Home really isn’t the place, home is the people. Today my friend from work talked to me about how I can use my art to help people. She helped me plan. She reassured me that she knows people where I’m going and that I won’t be completely cast adrift. Then my friend from an online group I was part of years ago, told me about a way I may be able to get out of my contract early if necessary (and it wouldn’t harm my ability to be hired again by another district). And my BFF, is going to have coffee with me while I search for jobs out East. She has been with me every day of this depression.

I don’t know anything right now. I don’t know if I’ll have a way to pay my bills in coming months. I don’t know if my debt is only going to get worse. I don’t know if taking on more student loan debt is the right choice. But what I do know is I have a lot of beautiful people in my life and they’re here for me, willing and wanting to help. I just never gave them the chance. I never asked. I was afraid that if I had needs or if I let them see the darkness, they would bail. But that isn’t how it’s gone. They’ve surprised me, shown me how beautiful humanity actually can be.
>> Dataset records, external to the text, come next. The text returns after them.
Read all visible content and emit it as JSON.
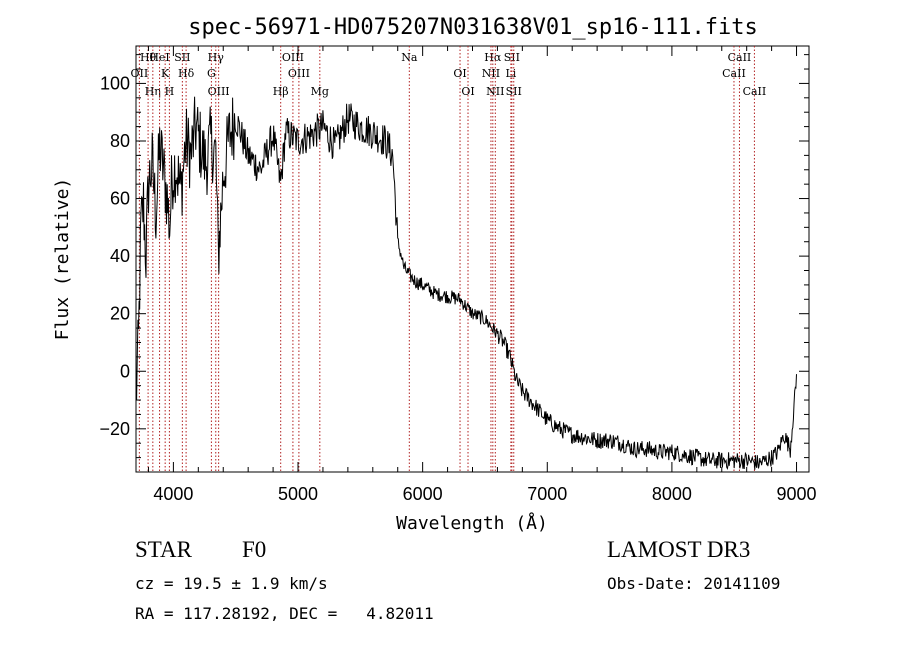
{
  "chart_data": {
    "type": "line",
    "title": "spec-56971-HD075207N031638V01_sp16-111.fits",
    "xlabel": "Wavelength (Å)",
    "ylabel": "Flux (relative)",
    "xlim": [
      3700,
      9100
    ],
    "ylim": [
      -35,
      113
    ],
    "xticks": [
      4000,
      5000,
      6000,
      7000,
      8000,
      9000
    ],
    "yticks": [
      -20,
      0,
      20,
      40,
      60,
      80,
      100
    ],
    "grid": false,
    "series": [
      {
        "name": "flux",
        "color": "#000000",
        "x": [
          3700,
          3720,
          3740,
          3760,
          3780,
          3800,
          3830,
          3860,
          3890,
          3920,
          3950,
          3970,
          3990,
          4020,
          4060,
          4100,
          4140,
          4180,
          4220,
          4260,
          4300,
          4340,
          4360,
          4400,
          4450,
          4500,
          4600,
          4700,
          4800,
          4860,
          4900,
          5000,
          5100,
          5200,
          5300,
          5400,
          5500,
          5600,
          5700,
          5760,
          5800,
          5830,
          5850,
          5900,
          5950,
          6000,
          6100,
          6200,
          6300,
          6400,
          6500,
          6560,
          6600,
          6650,
          6700,
          6750,
          6800,
          6900,
          7000,
          7100,
          7200,
          7300,
          7400,
          7500,
          7600,
          7700,
          7800,
          7900,
          8000,
          8100,
          8200,
          8300,
          8400,
          8500,
          8600,
          8700,
          8800,
          8850,
          8900,
          8950,
          9000
        ],
        "values": [
          -10,
          10,
          50,
          58,
          40,
          65,
          72,
          55,
          78,
          70,
          60,
          50,
          68,
          72,
          62,
          80,
          75,
          85,
          78,
          72,
          80,
          75,
          40,
          68,
          82,
          88,
          75,
          70,
          82,
          65,
          83,
          80,
          82,
          85,
          78,
          88,
          85,
          83,
          80,
          75,
          45,
          40,
          36,
          33,
          31,
          30,
          27,
          26,
          25,
          20,
          18,
          15,
          13,
          10,
          5,
          -3,
          -7,
          -12,
          -17,
          -20,
          -22,
          -23,
          -24,
          -24,
          -25,
          -27,
          -27,
          -28,
          -28,
          -29,
          -30,
          -31,
          -31,
          -31,
          -31,
          -32,
          -30,
          -28,
          -22,
          -27,
          -2
        ]
      }
    ],
    "lines": [
      {
        "name": "Hθ",
        "wl": 3797
      },
      {
        "name": "OII",
        "wl": 3727
      },
      {
        "name": "Hη",
        "wl": 3835
      },
      {
        "name": "HeI",
        "wl": 3889
      },
      {
        "name": "K",
        "wl": 3934
      },
      {
        "name": "H",
        "wl": 3968
      },
      {
        "name": "SII",
        "wl": 4072
      },
      {
        "name": "Hδ",
        "wl": 4102
      },
      {
        "name": "OIII",
        "wl": 4363
      },
      {
        "name": "Hγ",
        "wl": 4340
      },
      {
        "name": "G",
        "wl": 4305
      },
      {
        "name": "Hβ",
        "wl": 4861
      },
      {
        "name": "OIII",
        "wl": 4959
      },
      {
        "name": "OIII",
        "wl": 5007
      },
      {
        "name": "Mg",
        "wl": 5175
      },
      {
        "name": "Na",
        "wl": 5893
      },
      {
        "name": "OI",
        "wl": 6300
      },
      {
        "name": "OI",
        "wl": 6364
      },
      {
        "name": "Hα",
        "wl": 6563
      },
      {
        "name": "NII",
        "wl": 6548
      },
      {
        "name": "NII",
        "wl": 6583
      },
      {
        "name": "SII",
        "wl": 6716
      },
      {
        "name": "Li",
        "wl": 6708
      },
      {
        "name": "SII",
        "wl": 6731
      },
      {
        "name": "CaII",
        "wl": 8542
      },
      {
        "name": "CaII",
        "wl": 8498
      },
      {
        "name": "CaII",
        "wl": 8662
      }
    ]
  },
  "info": {
    "class_label": "STAR",
    "subclass": "F0",
    "survey": "LAMOST DR3",
    "redshift": "cz = 19.5 ± 1.9 km/s",
    "obs_date": "Obs-Date: 20141109",
    "coords": "RA = 117.28192, DEC =   4.82011"
  }
}
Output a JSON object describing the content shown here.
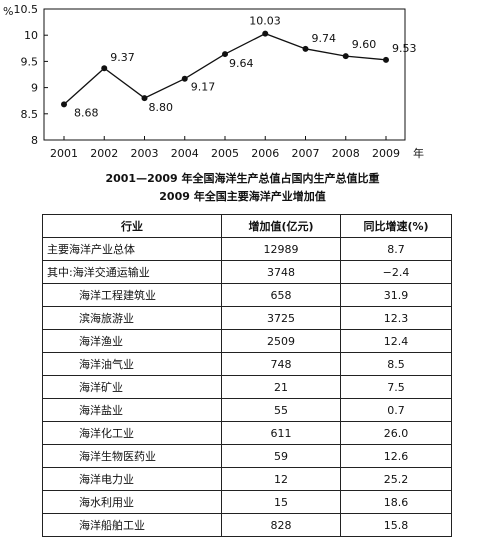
{
  "chart_data": {
    "type": "line",
    "title": "2001—2009 年全国海洋生产总值占国内生产总值比重",
    "ylabel": "%",
    "xlabel": "年",
    "ylim": [
      8,
      10.5
    ],
    "yticks": [
      "8",
      "8.5",
      "9",
      "9.5",
      "10",
      "10.5"
    ],
    "x": [
      "2001",
      "2002",
      "2003",
      "2004",
      "2005",
      "2006",
      "2007",
      "2008",
      "2009"
    ],
    "values": [
      8.68,
      9.37,
      8.8,
      9.17,
      9.64,
      10.03,
      9.74,
      9.6,
      9.53
    ],
    "value_labels": [
      "8.68",
      "9.37",
      "8.80",
      "9.17",
      "9.64",
      "10.03",
      "9.74",
      "9.60",
      "9.53"
    ],
    "grid": false
  },
  "table": {
    "title": "2009 年全国主要海洋产业增加值",
    "headers": [
      "行业",
      "增加值(亿元)",
      "同比增速(%)"
    ],
    "rows": [
      {
        "name": "主要海洋产业总体",
        "value": "12989",
        "growth": "8.7",
        "indent": false
      },
      {
        "name": "其中:海洋交通运输业",
        "value": "3748",
        "growth": "−2.4",
        "indent": false
      },
      {
        "name": "海洋工程建筑业",
        "value": "658",
        "growth": "31.9",
        "indent": true
      },
      {
        "name": "滨海旅游业",
        "value": "3725",
        "growth": "12.3",
        "indent": true
      },
      {
        "name": "海洋渔业",
        "value": "2509",
        "growth": "12.4",
        "indent": true
      },
      {
        "name": "海洋油气业",
        "value": "748",
        "growth": "8.5",
        "indent": true
      },
      {
        "name": "海洋矿业",
        "value": "21",
        "growth": "7.5",
        "indent": true
      },
      {
        "name": "海洋盐业",
        "value": "55",
        "growth": "0.7",
        "indent": true
      },
      {
        "name": "海洋化工业",
        "value": "611",
        "growth": "26.0",
        "indent": true
      },
      {
        "name": "海洋生物医药业",
        "value": "59",
        "growth": "12.6",
        "indent": true
      },
      {
        "name": "海洋电力业",
        "value": "12",
        "growth": "25.2",
        "indent": true
      },
      {
        "name": "海水利用业",
        "value": "15",
        "growth": "18.6",
        "indent": true
      },
      {
        "name": "海洋船舶工业",
        "value": "828",
        "growth": "15.8",
        "indent": true
      }
    ]
  }
}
I can’t say for sure if my therapy helped me or hurt me overall, but in tearing me down recently it put me in the position  to build myself back up. It made me realize how resilient I really can be when I’ve got no other choice. It showed me that I need to trust my gut because my instincts are wise. And it gave me the chance to really test my support network. But, you know what, I’m not giving therapy the credit for that. Not all of it. Not even most of it. Because, I did that.

I got back in touch with my inner survivor. I found the girl who came from poverty and abuse, grabbed her hand, and said “no ma’am, this isn’t going to be our story. We aren’t going back there to stay.” I’ve lived through things and survived a kind of struggle my therapist never could have known or understood or properly empathized with (having come from a multi-million dollar household herself) and that’s okay. Turns out, I never needed her to understand or validate or reassure. It has been in me and around me this whole time. I was built for this. I’m a survivor.

10 thoughts on “Where I Come From: A Rise from the Lower Class

    1. Currently applying for jobs to figure out where I’ll land. Haha and hoping I’ll meet new people to become my “home.” But, it’s nice knowing I’ve got a home in my people here.

      Liked by 1 person

  1. The more I read of your blog, the more in awe I am. Of your sheer strength and courage! You are everything good that you have worked so incredibly hard to get 💛


    1. Thank You, Kaitlyn. I really hope I live up to that. I’m trying to have faith today, to just believe that everything will work out in my life as it should. Life has gotten me this far.

      Liked by 1 person

  2. Looking at the pictures made me cry. Where you are right now is where I hope to be sometime in my life; out of that horrific childhood house and into a place that you can call home. ❤️ This is what I imagine when people talk about surviving to thriving.